こまつ座「日本人のへそ」“日本の中心”の虚妄を痛烈に風刺

公開日: 更新日:

 1969年に劇団テアトル・エコーが初演した井上ひさしの実質的デビュー作にして最高傑作の呼び声の高い作品。喜劇、音楽劇、日本語へのこだわり、推理劇、どんでん返しの連続……と、その後の井上戯曲のエッセンスがすべて詰め込まれている。

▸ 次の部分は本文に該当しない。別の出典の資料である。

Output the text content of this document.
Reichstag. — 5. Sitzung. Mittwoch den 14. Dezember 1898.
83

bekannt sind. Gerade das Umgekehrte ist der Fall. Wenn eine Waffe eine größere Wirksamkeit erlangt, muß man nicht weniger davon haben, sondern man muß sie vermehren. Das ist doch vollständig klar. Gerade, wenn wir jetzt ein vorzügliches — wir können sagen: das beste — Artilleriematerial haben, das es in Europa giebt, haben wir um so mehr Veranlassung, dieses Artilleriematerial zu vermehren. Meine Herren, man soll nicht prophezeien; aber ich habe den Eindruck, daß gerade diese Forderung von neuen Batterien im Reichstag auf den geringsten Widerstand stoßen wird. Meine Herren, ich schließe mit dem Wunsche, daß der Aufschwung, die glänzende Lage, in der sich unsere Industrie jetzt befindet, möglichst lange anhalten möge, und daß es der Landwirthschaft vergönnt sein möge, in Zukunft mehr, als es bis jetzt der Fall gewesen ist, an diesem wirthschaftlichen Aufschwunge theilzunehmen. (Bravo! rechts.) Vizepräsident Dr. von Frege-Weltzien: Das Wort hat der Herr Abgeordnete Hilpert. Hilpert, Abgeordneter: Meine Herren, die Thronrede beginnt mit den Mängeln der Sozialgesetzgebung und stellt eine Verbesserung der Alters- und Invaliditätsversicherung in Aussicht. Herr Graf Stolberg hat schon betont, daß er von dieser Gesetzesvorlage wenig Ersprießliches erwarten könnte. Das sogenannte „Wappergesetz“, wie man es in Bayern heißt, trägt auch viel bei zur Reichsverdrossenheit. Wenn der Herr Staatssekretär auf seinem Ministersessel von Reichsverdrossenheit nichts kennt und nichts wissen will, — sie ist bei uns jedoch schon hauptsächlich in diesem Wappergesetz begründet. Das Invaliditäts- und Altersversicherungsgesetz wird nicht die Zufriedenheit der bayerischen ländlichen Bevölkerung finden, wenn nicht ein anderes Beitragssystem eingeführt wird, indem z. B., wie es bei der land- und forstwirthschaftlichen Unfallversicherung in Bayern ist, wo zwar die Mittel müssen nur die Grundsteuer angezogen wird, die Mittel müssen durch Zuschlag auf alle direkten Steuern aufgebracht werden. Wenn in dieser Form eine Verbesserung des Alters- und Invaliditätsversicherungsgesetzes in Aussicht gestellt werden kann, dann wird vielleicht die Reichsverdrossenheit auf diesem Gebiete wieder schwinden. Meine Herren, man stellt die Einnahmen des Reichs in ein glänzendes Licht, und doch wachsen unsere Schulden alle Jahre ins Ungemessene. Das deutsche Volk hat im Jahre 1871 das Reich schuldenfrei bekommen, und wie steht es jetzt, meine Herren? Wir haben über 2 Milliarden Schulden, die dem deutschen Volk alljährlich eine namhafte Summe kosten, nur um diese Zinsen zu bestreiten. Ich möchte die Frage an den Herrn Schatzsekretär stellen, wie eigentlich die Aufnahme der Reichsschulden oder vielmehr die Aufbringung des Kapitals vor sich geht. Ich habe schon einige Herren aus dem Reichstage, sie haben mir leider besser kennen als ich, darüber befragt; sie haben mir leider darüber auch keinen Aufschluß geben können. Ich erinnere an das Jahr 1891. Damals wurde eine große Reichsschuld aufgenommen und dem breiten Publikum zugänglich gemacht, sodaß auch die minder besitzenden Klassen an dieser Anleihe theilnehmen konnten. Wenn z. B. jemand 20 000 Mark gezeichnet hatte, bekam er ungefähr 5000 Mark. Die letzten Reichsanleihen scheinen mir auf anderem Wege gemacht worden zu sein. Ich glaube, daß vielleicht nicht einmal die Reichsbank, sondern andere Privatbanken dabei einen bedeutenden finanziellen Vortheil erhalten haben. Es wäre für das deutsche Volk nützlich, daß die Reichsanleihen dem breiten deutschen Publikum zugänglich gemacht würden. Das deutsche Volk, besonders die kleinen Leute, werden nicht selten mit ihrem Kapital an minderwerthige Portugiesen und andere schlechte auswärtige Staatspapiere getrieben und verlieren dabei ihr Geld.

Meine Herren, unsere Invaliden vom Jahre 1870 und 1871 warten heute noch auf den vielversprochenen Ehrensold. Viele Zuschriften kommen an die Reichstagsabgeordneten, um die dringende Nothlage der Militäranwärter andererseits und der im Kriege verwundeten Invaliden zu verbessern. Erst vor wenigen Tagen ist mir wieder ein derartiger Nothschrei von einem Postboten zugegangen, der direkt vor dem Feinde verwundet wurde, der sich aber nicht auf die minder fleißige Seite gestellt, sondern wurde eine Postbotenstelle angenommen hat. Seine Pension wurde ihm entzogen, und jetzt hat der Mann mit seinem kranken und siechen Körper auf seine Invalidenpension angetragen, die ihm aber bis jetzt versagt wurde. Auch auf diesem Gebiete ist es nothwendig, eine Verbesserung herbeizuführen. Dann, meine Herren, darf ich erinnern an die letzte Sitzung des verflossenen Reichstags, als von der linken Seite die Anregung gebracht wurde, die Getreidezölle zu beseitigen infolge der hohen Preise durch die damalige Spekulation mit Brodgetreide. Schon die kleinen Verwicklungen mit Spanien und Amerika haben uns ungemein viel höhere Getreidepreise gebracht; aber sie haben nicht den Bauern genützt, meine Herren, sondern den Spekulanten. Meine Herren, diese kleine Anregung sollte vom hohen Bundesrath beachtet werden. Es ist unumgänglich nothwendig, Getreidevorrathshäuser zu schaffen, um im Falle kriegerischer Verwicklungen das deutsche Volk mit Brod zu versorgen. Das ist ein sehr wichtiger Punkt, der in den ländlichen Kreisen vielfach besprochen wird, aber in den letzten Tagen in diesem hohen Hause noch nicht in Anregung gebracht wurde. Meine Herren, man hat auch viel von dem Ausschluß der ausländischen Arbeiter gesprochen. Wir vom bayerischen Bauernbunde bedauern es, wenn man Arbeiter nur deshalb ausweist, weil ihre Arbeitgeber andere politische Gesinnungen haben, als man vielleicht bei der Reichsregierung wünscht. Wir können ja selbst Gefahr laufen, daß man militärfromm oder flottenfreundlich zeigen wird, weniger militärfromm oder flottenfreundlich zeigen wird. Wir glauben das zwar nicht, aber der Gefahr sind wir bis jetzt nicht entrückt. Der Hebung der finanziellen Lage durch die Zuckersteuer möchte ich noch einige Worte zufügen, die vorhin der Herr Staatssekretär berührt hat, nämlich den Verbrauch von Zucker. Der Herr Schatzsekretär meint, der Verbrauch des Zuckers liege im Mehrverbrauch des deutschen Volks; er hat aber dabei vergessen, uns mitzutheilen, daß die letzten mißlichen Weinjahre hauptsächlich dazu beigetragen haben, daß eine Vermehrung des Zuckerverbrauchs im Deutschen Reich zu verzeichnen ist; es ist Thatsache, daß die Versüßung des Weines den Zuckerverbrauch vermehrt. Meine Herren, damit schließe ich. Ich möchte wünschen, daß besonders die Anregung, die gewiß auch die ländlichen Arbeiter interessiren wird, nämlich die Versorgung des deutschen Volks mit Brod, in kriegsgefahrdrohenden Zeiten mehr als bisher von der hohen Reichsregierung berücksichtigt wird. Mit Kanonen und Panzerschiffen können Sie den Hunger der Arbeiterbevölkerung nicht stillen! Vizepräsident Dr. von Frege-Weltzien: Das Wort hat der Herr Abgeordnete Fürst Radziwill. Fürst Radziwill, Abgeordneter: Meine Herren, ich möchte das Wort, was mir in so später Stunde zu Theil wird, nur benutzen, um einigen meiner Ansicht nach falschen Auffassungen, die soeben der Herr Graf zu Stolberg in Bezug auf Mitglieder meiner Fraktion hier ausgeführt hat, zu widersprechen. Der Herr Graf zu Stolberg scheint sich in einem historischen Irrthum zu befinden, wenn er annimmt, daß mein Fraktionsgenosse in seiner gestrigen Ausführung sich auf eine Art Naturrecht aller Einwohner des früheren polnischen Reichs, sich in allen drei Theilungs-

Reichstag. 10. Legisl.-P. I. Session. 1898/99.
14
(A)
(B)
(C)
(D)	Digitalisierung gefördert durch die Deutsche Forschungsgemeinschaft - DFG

 舞台は東京。アメリカ帰りの言語学教授(山西惇)が吃音(きつおん)治療のために集団音楽劇療法を編み出し、患者全員で芝居をすることになる。顔ぶれは会社員(井上芳雄)、アナウンサー(朝海ひかる)、野球の審判員(久保酎吉)、右翼(土屋佑壱)、鉄道員(前田一世)ほか。

 主役は浅草で一世を風靡(ふうび)した人気ストリッパーのヘレン天津(小池栄子)。彼女は岩手の寒村から集団就職で上京する前夜、父親に犯され、ショックで吃音に。上京後はクリーニング屋の店員、トルコ嬢、ストリッパーと職を転々とし、チンピラの恋人からヤクザの大親分の情婦、右翼の大物の愛人、そして、保守党代議士の東京妻へと上り詰めていく。しかし、代議士が何者かによって刺殺され……。

 二転三転する物語展開と強烈なブラックユーモア。劇中劇の中にさらにフィクションを取り込み、虚実が入り乱れ、二重三重の入れ子構造で、ドンデン返しの連続が実にスリリング。